Wer den Eurovision Songcontest verfolgt hat, wird sich sicherlich an die Zwillinge John Paul Henry Daniel Richard Grimes und Edward Peter Anthony Kevin Patrick Grimes (ja, sie haben tatsächlich beide 5 Vornamen) erinnern, die für die Iren angetreten sind. Jetzt veröffentlichten die beiden 22-jährigen ihr bereits drittes Sutdioalbum Young Love.

Wie schon bei dem Auftritt in Baku zu erkennen war, ist die Musik der Dubliner klar auf die dankbare Zielgruppe der Mädchen im Teenyalter ausgerichtet. Dementsprechend schmalzig und unaussagekräftig sind die 12 Songs des Albums, von vorne bis hinten eben ein 08/15 Popalbum, das sich sicher gut vermarkten lässt.

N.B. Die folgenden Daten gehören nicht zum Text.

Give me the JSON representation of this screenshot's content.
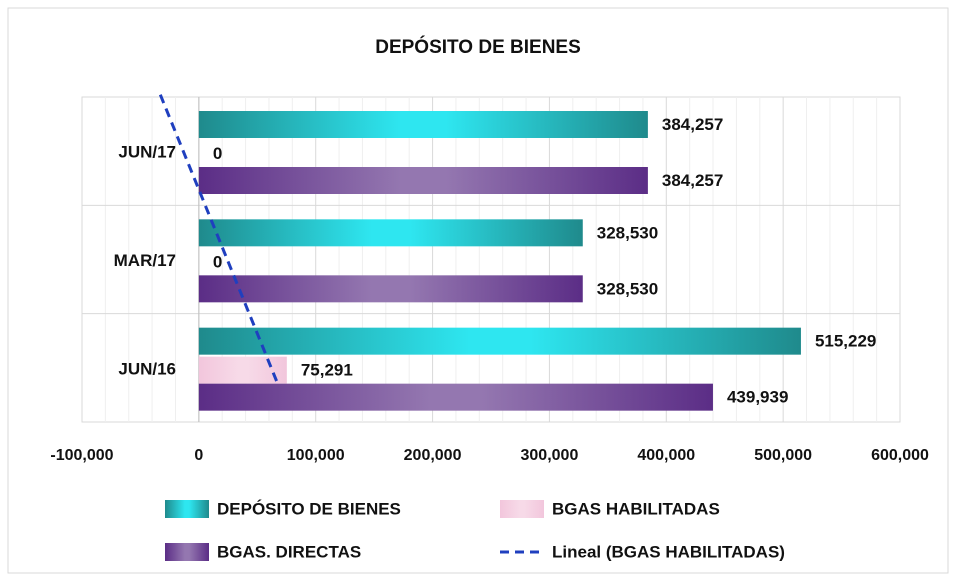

Überraschend oft hört man Gitarren, jedoch ist der Großteil der Songs typisch für die aktuelle Popmusik eher elektronisch und von Synthies und möglichst viel Bass dominiert. Das einzige, was man Jedward nicht vorwerfen kann ist, dass das Album langweilig und eintönig wäre. Es werden diverse Musikrichtungen eingeschlagen und jeder Song hebt sich relativ deutlich vom vorhergehenden ab, die poppige Grundstimmung zieht sich aber natürlich durch die gesamte Platte.

 

Fazit: Ein wie erwartet poppiges Album, das allerdings überraschend abwechslungsreich ist. Für 14-jährige Mädels und Leute, die ernsthaft noch auf Britney Spears und die Backstreet Boys stehen, vielleicht einen Blick wert. Ansonsten absolut nichts besonderes.